Çağdaş Mimarlığın Müzesi Kentlerden - I

A. Birgül Yılmaz, Y. Mimar / 29 Kasım 2024
Kentin Tozu yazarlarımızdan A. Birgül Yılmaz, okuyucularını çağdaş mimarlığın müzesi niteliğindeki kentlerden Berlin ve New York'ta iki bölümlük bir gezintiye çıkarıyor.

Fotoğraflar: A. Birgül Yılmaz

Kimi kentler vardır, mimarıyla özdeşleşen, Antonio Gaudi ve Barselona gibi, kimi kentler vardır, çağdaş ünlü bir mimarın yapısıyla anılan, Guggenheim Müzesi ve Bilbao gibi, mimarımız Frank Gehry bu kez.

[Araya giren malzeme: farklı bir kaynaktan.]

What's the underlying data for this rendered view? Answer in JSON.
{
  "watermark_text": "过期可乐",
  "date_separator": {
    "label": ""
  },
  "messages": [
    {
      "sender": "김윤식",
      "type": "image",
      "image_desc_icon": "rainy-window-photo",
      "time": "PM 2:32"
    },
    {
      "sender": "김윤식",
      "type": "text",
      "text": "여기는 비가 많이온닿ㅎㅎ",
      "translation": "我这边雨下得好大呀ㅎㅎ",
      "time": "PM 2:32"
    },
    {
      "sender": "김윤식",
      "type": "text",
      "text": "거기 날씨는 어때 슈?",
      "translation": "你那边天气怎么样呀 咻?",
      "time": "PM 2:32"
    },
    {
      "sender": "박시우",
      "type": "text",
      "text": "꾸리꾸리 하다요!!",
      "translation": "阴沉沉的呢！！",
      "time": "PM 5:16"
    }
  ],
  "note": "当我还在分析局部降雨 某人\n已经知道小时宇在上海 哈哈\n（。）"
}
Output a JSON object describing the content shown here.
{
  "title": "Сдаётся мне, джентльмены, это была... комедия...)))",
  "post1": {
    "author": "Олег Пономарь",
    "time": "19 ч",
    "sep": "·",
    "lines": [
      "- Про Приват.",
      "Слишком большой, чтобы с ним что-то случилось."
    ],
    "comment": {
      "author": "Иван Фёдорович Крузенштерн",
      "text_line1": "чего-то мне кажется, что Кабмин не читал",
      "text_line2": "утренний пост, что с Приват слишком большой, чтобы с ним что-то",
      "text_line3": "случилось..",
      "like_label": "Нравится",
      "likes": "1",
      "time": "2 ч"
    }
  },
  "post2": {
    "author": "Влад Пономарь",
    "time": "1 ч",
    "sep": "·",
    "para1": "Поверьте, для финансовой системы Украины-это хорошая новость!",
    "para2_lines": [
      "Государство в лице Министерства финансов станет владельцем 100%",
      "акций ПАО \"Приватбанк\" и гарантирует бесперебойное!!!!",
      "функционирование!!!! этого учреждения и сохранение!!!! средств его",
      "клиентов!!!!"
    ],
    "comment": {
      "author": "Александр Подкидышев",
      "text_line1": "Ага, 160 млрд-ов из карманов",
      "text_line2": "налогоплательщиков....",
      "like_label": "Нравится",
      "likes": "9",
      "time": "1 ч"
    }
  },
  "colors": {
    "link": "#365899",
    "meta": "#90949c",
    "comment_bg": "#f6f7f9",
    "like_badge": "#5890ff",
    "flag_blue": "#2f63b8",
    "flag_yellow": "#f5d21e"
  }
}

Park Güell, Barselona, Antonio Gaudi.

Guggenheim, Bilbao, Frank Gehry.

Kimi kentler ise çağdaş, bir ünlü bir mimarın doğduğu yer olma özelliğini taşıdığından, mimarın bir yapısı ya da birden çok yapısını içerir, Cenova ve Renzo Piano gibi, kentteki pek çok eserinin yanı sıra ‘Eski Liman’ bölgesinde yer alan Aquarium of Genoa, Giant Crane ve Biosphere örneğin.

(solda) Giant Crane, Cenova, Renzo Piano. (sağda) Aquarium of Genoa ve Biosphere, Cenova, Renzo Piano.

Keyif verir, pek çok kentte, çağdaş mimarların yapılarına rastlamak, bazen de bu yapıları görmek adına rotayı değiştirmek... Hepsi de ziyaretçilerinin ilgi odağı olan yapılar. Ama sözünü ettiğim bu örnekler dışında, pek çok mimarın, pek çok yapısını içeren adeta ‘Çağdaş Mimarlığın Müzesi’ diye tanımlayabileceğim iki kent ile devam edeceğim, Berlin ve New York ile...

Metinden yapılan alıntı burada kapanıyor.